Saturday, June 18, 2016

Reunión Manierista.


El aire de ingenuo regocijo que anima a ciertos de nuestros coetáneos por haber servido este país de sede para la Reunión de la Organización de Estados Americanos (OEA), no debería de contagiarnos ni a nosotros ni a ninguna nación del continente, despertando uno de esos fugaces optimismos que son tan leves y pasajeros como la rápida euforia que producen los gratos licores violentos.

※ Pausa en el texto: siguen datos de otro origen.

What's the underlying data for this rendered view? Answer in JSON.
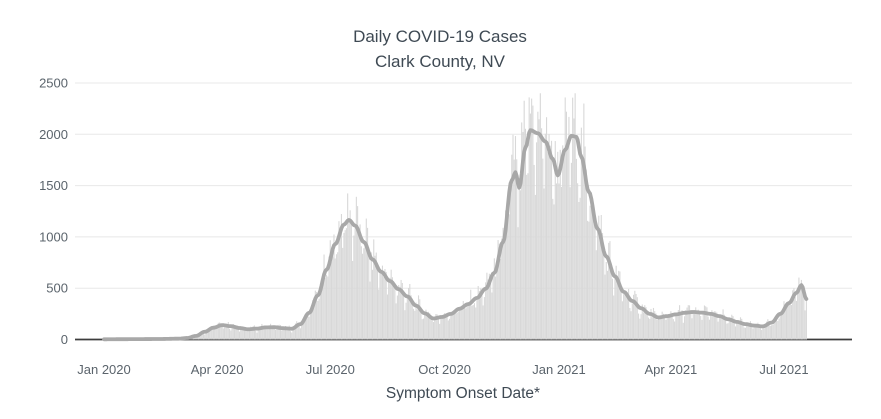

La meta que se persiguió en ese cónclave fue entre otros despropósitos corroer la base de la sociedad: la familia y al mismo tiempo impregnarnos de  culturas e ideologías que no están enraizadas en nuestras costumbres.

Una conferencia más.   ¡Pues no!   Esta fue una conferencia manierista, de la misma forma que Jackob Buckhardt, utilizó ese término para definir de manera peyorativa el arte italiano entre el Renacimiento y el Barroco.

Que distinta hubiese sido esta reunión, si en vez de atentar contra los valores morales y éticos de nuestra sociedad hubiesen promulgado por aunar esfuerzos para la estabilización de los precios de los productos básicos.   Justa y equitativa nivelación del intercambio comercial.  Que los bienes manufacturados en nuestras zonas francas, no regresen a nuestros puertos, mejorados y embellecidos por la industria tecnológica, a tan subidos costos que, al adquirirlos, nos cobran lo que nos pagaron, más un margen increíble de ventaja.

Es una pena que en esta reunión no se haya tomado en cuenta las necesidades del Monsierur La Police, en Francia, L’uomo qualunque, en Italia, el common man, en Estados Unidos, el hombre de la calle, en nuestros países subdesarrollados.

No estoy sembrando malquerencias.   Mi pretensión – pura pretensión, porque  ¿Qué puede hacer una pluma tropical contra los fabulosos intereses de esa poderosa organización? – es hacer saber que estamos despiertos, que tenemos conciencia de lo que padecemos y lo que se nos está vendiendo.

Que no suban demasiada confiadas las esperanzas de la OEA de que lograron sus objetivos para que la caída sea menos estrepitosa.  Que no se repita de nosotros lo que Renan expresó en un momento conflictivo de la vida de Francia: “Vivimos hoy de brillantes fantasmas, de sombras, de fragancias de un ánfora vacía  ¡Quiera el cielo que mañana no vivamos de sombras de sombras!